Insights into the structural variations in SmNb1-xTaxO4 and HoNb1-xTaxO4 combined experimental and computational studies.

The impact of Ta doping on two orthoniobates SmNbO4 and HoNbO4 has been studied using a combination of high-resolution powder diffraction and Density-Functional Theory calculations. In both ANb1−xTaxO4 (A = Sm, Ho) series the unit cell volume decreases as the Ta content increased demonstrating that the effective ionic radii of Ta is smaller than that of Nb in this structure. The average Sm–O distance and volume of the SmO8 polyhedra were invariant of the Ta content across the SmNb1−xTaxO4 solid solution whereas the average M–O (M = Nb or Ta) distance and MO6 polyhedral volume decrease with Ta doping.

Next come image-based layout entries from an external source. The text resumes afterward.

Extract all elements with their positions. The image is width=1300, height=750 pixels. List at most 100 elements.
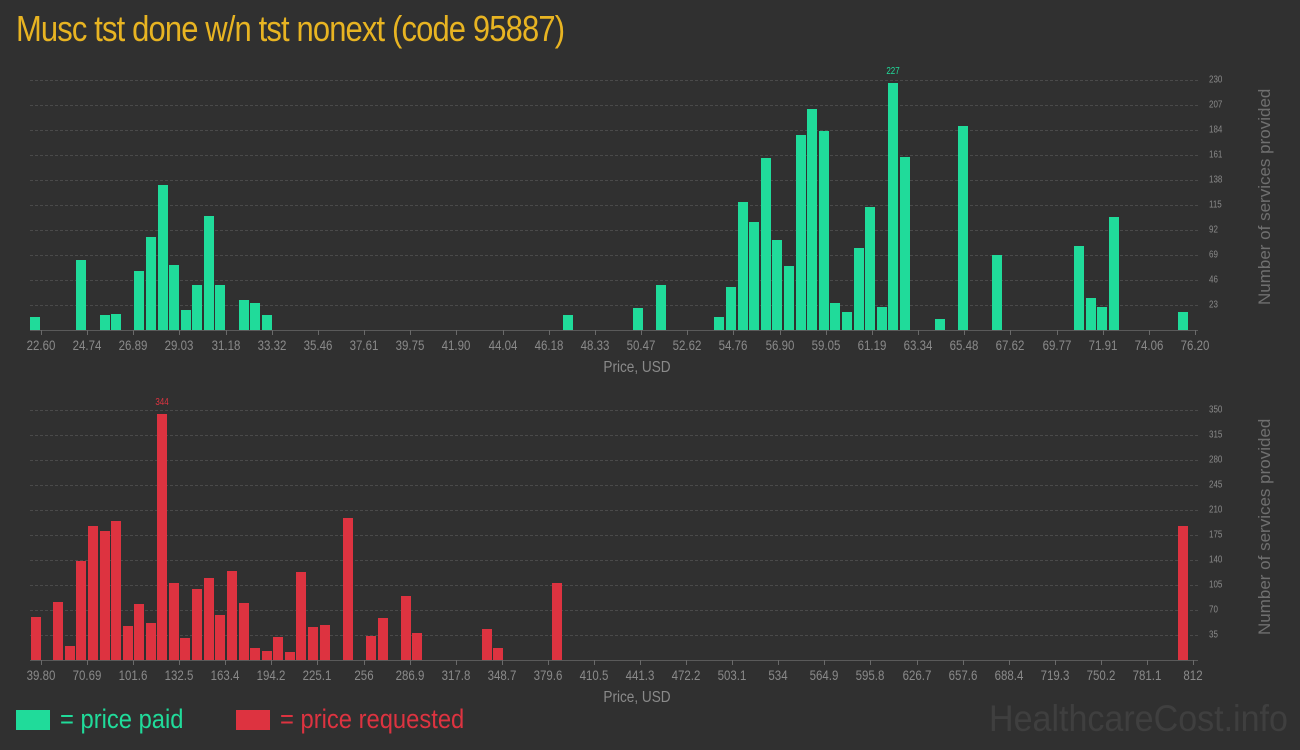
- x-tick-mark: [1148, 330, 1150, 335]
- x-tick-label: 781.1: [1132, 667, 1162, 683]
- gridline: [30, 205, 1198, 206]
- gridline: [30, 510, 1198, 511]
- legend-requested-label: = price requested: [280, 704, 465, 734]
- gridline: [30, 255, 1198, 256]
- bar: [192, 589, 202, 660]
- bar: [262, 650, 272, 660]
- gridline: [30, 610, 1198, 611]
- x-tick-label: 39.80: [26, 667, 56, 683]
- x-tick-mark: [1100, 660, 1102, 665]
- x-tick-mark: [317, 330, 319, 335]
- bar: [633, 308, 643, 330]
- bar: [656, 285, 666, 330]
- bar: [854, 248, 864, 330]
- y-tick-label: 70: [1209, 604, 1218, 616]
- gridline: [30, 130, 1198, 131]
- x-tick-label: 595.8: [856, 667, 885, 683]
- x-axis: [30, 330, 1198, 331]
- x-tick-label: 65.48: [949, 337, 979, 353]
- bar: [65, 645, 75, 660]
- y-tick-label: 138: [1209, 174, 1223, 186]
- x-tick-mark: [1102, 330, 1104, 335]
- paid-swatch-icon: [16, 709, 50, 730]
- y-tick-label: 184: [1209, 124, 1223, 136]
- x-tick-mark: [41, 660, 42, 665]
- x-tick-label: 379.6: [533, 667, 563, 683]
- price-requested-chart: 35 70 105 140 175 210 245 280 315 350 39.80 70.69 10…: [26, 397, 1274, 706]
- bar: [215, 615, 225, 660]
- bar: [378, 617, 388, 660]
- y-tick-label: 35: [1209, 629, 1218, 641]
- x-tick-mark: [179, 330, 181, 335]
- y-tick-label: 280: [1209, 454, 1223, 466]
- x-tick-label: 534: [768, 667, 788, 683]
- x-tick-mark: [41, 330, 42, 335]
- x-tick-mark: [456, 330, 458, 335]
- x-tick-label: 69.77: [1042, 337, 1071, 353]
- bar: [819, 131, 829, 330]
- bar: [285, 652, 295, 660]
- x-tick-mark: [687, 330, 689, 335]
- bar: [935, 319, 945, 330]
- bar: [1178, 525, 1188, 660]
- x-tick-label: 48.33: [580, 337, 610, 353]
- x-tick-label: 74.06: [1134, 337, 1164, 353]
- x-tick-label: 317.8: [441, 667, 471, 683]
- x-tick-label: 67.62: [995, 337, 1025, 353]
- bar: [215, 285, 225, 330]
- x-tick-mark: [1193, 660, 1194, 665]
- x-tick-mark: [364, 330, 366, 335]
- legend-paid-label: = price paid: [60, 704, 184, 734]
- x-tick-mark: [641, 330, 643, 335]
- x-tick-mark: [133, 660, 135, 665]
- x-tick-label: 63.34: [903, 337, 933, 353]
- bar: [250, 647, 260, 660]
- gridline: [30, 635, 1198, 636]
- x-tick-label: 70.69: [72, 667, 102, 683]
- bar: [88, 525, 98, 660]
- x-tick-mark: [87, 330, 89, 335]
- x-tick-label: 46.18: [534, 337, 564, 353]
- x-axis: [30, 660, 1198, 661]
- x-tick-label: 71.91: [1088, 337, 1118, 353]
- x-tick-label: 52.62: [672, 337, 702, 353]
- x-tick-mark: [317, 660, 319, 665]
- bar: [900, 157, 910, 330]
- bar: [180, 637, 190, 660]
- gridline: [30, 460, 1198, 461]
- x-tick-mark: [87, 660, 89, 665]
- gridline: [30, 180, 1198, 181]
- x-tick-mark: [916, 660, 918, 665]
- x-tick-mark: [1146, 660, 1148, 665]
- x-tick-label: 503.1: [717, 667, 747, 683]
- x-tick-mark: [1056, 330, 1058, 335]
- bar: [888, 83, 898, 330]
- x-tick-label: 194.2: [257, 667, 286, 683]
- x-tick-label: 50.47: [626, 337, 656, 353]
- x-tick-label: 56.90: [765, 337, 794, 353]
- y-tick-label: 69: [1209, 249, 1218, 261]
- x-tick-label: 657.6: [948, 667, 977, 683]
- gridline: [30, 80, 1198, 81]
- x-tick-label: 750.2: [1086, 667, 1116, 683]
- bar: [76, 560, 86, 660]
- x-tick-mark: [409, 660, 411, 665]
- x-tick-label: 24.74: [72, 337, 102, 353]
- page-title: Musc tst done w/n tst nonext (code 95887…: [16, 8, 565, 49]
- bar: [726, 286, 736, 330]
- bar: [181, 310, 191, 330]
- x-tick-mark: [271, 660, 273, 665]
- bar: [1074, 246, 1084, 330]
- bar: [877, 307, 887, 330]
- peak-value-label: 344: [155, 397, 169, 409]
- x-tick-mark: [548, 330, 550, 335]
- bar: [320, 625, 330, 660]
- bar: [1109, 216, 1119, 330]
- x-tick-mark: [1195, 330, 1196, 335]
- bar: [111, 313, 121, 330]
- x-tick-mark: [918, 330, 920, 335]
- y-tick-label: 23: [1209, 299, 1218, 311]
- bar: [796, 135, 806, 330]
- y-tick-label: 161: [1209, 149, 1223, 161]
- bar: [401, 595, 411, 660]
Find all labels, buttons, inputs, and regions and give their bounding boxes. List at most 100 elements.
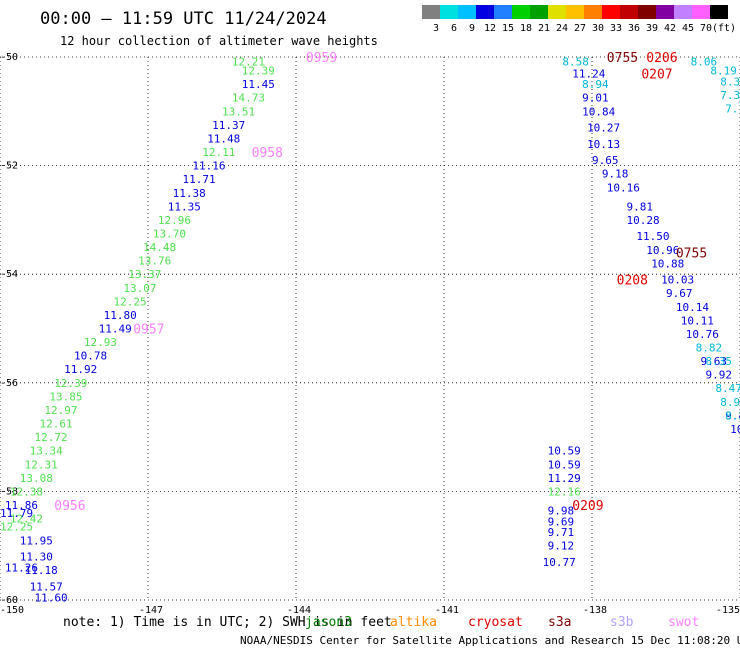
swh-label-s3a: 9.40 [725, 409, 740, 422]
scale-label: 12 [484, 23, 496, 34]
legend-cryosat: cryosat [468, 615, 523, 630]
color-scale: 3 6 9 12 15 18 21 24 27 30 33 36 39 42 45 70 (ft) [422, 5, 736, 34]
scale-label: 3 [433, 23, 439, 34]
swh-label-cryosat: 9.71 [548, 526, 575, 539]
scale-label: 6 [451, 23, 457, 34]
scale-label: 36 [628, 23, 640, 34]
swh-label-swot: 13.08 [20, 472, 53, 485]
swh-label-swot: 13.34 [30, 445, 63, 458]
swh-label-swot: 11.35 [168, 200, 201, 213]
swh-label-s3b: 8.58 [562, 55, 589, 68]
footer-note: note: 1) Time is in UTC; 2) SWH is in fe… [63, 615, 392, 630]
pass-time-label: 0206 [646, 51, 677, 66]
swh-label-swot: 11.18 [25, 564, 58, 577]
swh-label-s3a: 8.94 [582, 78, 609, 91]
chart-title: 00:00 – 11:59 UTC 11/24/2024 [40, 9, 327, 29]
swh-label-swot: 11.92 [64, 363, 97, 376]
swh-label-swot: 12.21 [232, 55, 265, 68]
swh-label-swot: 11.80 [104, 309, 137, 322]
swh-label-swot: 12.39 [54, 377, 87, 390]
swh-label-swot: 12.96 [158, 214, 191, 227]
swh-label-swot: 11.57 [30, 580, 63, 593]
swh-label-swot: 13.85 [49, 390, 82, 403]
swh-label-s3a: 10.14 [676, 301, 709, 314]
legend-jason3: jason3 [305, 615, 352, 630]
swh-label-swot: 14.48 [143, 241, 176, 254]
scale-label: 70 [700, 23, 712, 34]
scale-swatch [458, 5, 476, 19]
swh-label-swot: 12.61 [39, 418, 72, 431]
scale-label: 21 [538, 23, 550, 34]
legend-s3a: s3a [548, 615, 571, 630]
scale-label: (ft) [712, 23, 736, 34]
swh-label-cryosat: 9.69 [548, 515, 575, 528]
swh-label-swot: 11.60 [35, 591, 68, 604]
swh-label-s3b: 8.35 [705, 355, 732, 368]
pass-time-label: 0957 [133, 323, 164, 338]
swh-label-swot: 11.79 [0, 507, 33, 520]
pass-time-label: 0959 [306, 51, 337, 66]
scale-swatch [440, 5, 458, 19]
swh-label-s3b: 8.19 [710, 65, 737, 78]
swh-label-swot: 13.37 [128, 268, 161, 281]
legend-swot: swot [668, 615, 699, 630]
scale-swatch [512, 5, 530, 19]
scale-swatch [602, 5, 620, 19]
x-tick-label: -135 [716, 605, 740, 616]
chart-subtitle: 12 hour collection of altimeter wave hei… [60, 34, 378, 48]
scale-label: 15 [502, 23, 514, 34]
scale-swatch [692, 5, 710, 19]
swh-label-swot: 12.25 [113, 295, 146, 308]
swh-label-s3a: 10.11 [681, 314, 714, 327]
scale-swatch [674, 5, 692, 19]
swh-label-swot: 12.93 [84, 336, 117, 349]
x-tick-label: -138 [583, 605, 607, 616]
swh-label-swot: 12.25 [0, 521, 33, 534]
scale-swatch [422, 5, 440, 19]
scale-swatch [566, 5, 584, 19]
scale-swatch [476, 5, 494, 19]
x-tick-label: -147 [139, 605, 163, 616]
swh-label-swot: 11.45 [242, 78, 275, 91]
scale-label: 27 [574, 23, 586, 34]
y-tick-label: -54 [0, 269, 18, 280]
swh-label-cryosat: 10.59 [548, 458, 581, 471]
swh-label-swot: 11.16 [192, 160, 225, 173]
swh-label-s3a: 10.03 [661, 274, 694, 287]
swh-label-swot: 13.51 [222, 105, 255, 118]
swh-label-s3b: 8.95 [720, 396, 740, 409]
scale-swatch [638, 5, 656, 19]
swh-label-s3a: 10.84 [582, 105, 615, 118]
swh-label-s3a: 10.00 [730, 423, 740, 436]
footer-bg [0, 604, 740, 650]
swh-label-s3a: 10.88 [651, 257, 684, 270]
y-tick-label: -52 [0, 161, 18, 172]
pass-time-label: 0207 [641, 67, 672, 82]
x-tick-label: -150 [0, 605, 24, 616]
swh-label-cryosat: 12.16 [548, 485, 581, 498]
y-tick-label: -50 [0, 52, 18, 63]
swh-label-s3a: 11.50 [636, 230, 669, 243]
swh-label-s3b: 7.14 [725, 103, 740, 116]
footer-credit: NOAA/NESDIS Center for Satellite Applica… [240, 634, 740, 647]
legend-s3b: s3b [610, 615, 634, 630]
data-labels: 12.2112.3911.4514.7313.5111.3711.4812.11… [0, 55, 740, 605]
swh-label-s3a: 10.16 [607, 181, 640, 194]
swh-label-swot: 12.39 [242, 65, 275, 78]
swh-label-s3a: 9.92 [705, 369, 732, 382]
scale-swatch [584, 5, 602, 19]
swh-label-s3a: 9.67 [666, 287, 693, 300]
scale-swatch [710, 5, 728, 19]
swh-label-cryosat: 10.59 [548, 445, 581, 458]
swh-label-swot: 11.38 [173, 187, 206, 200]
axis-ticks: -50 -52 -54 -56 -58 -60 [0, 52, 18, 606]
scale-label: 39 [646, 23, 658, 34]
pass-time-label: 0209 [572, 499, 603, 514]
swh-label-s3a: 9.81 [627, 200, 654, 213]
swh-label-s3b: 8.32 [720, 75, 740, 88]
pass-time-label: 0208 [617, 274, 648, 289]
swh-label-s3a: 9.63 [701, 355, 728, 368]
scale-label: 45 [682, 23, 694, 34]
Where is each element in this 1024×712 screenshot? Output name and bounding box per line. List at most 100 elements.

The analogous Ho oxides HoNb1−xTaxO4 do not form a complete solid solution when the samples were prepared at 1400 °C, rather there is a miscibility gap around x = 0.95, with HoTaO4 exhibiting the M′-type P2/c structure rather than the M-type I2/a structure of HoNbO4. Increasing the synthesis temperature to 1450 °C eliminates the miscibility gap. The energy difference between the P2/c and I2/a structures of HoTaO4 is found to be nearly 30 meV per f.u. with the total energy of the P2/c phase of HoTaO4 being more negative. First-principles calculations, carried out using Density-Functional Theory, reveal significant covalent character in the Nb–O bonds, which is reduced in the corresponding tantalates. Anisotropy in the Born Effective Charge tensors demonstrates the impact of the long M–O bond identified in the structural studies showing that the Nb and Ta cations are effectively six-coordinate. The similarity in the frequency of the intense Raman peak near 800 cm−1 due to the symmetric stretching of the Ta–O bonds is consistent with the description of that both polymorphs of HoTaO4 contain TaO6 octahedra.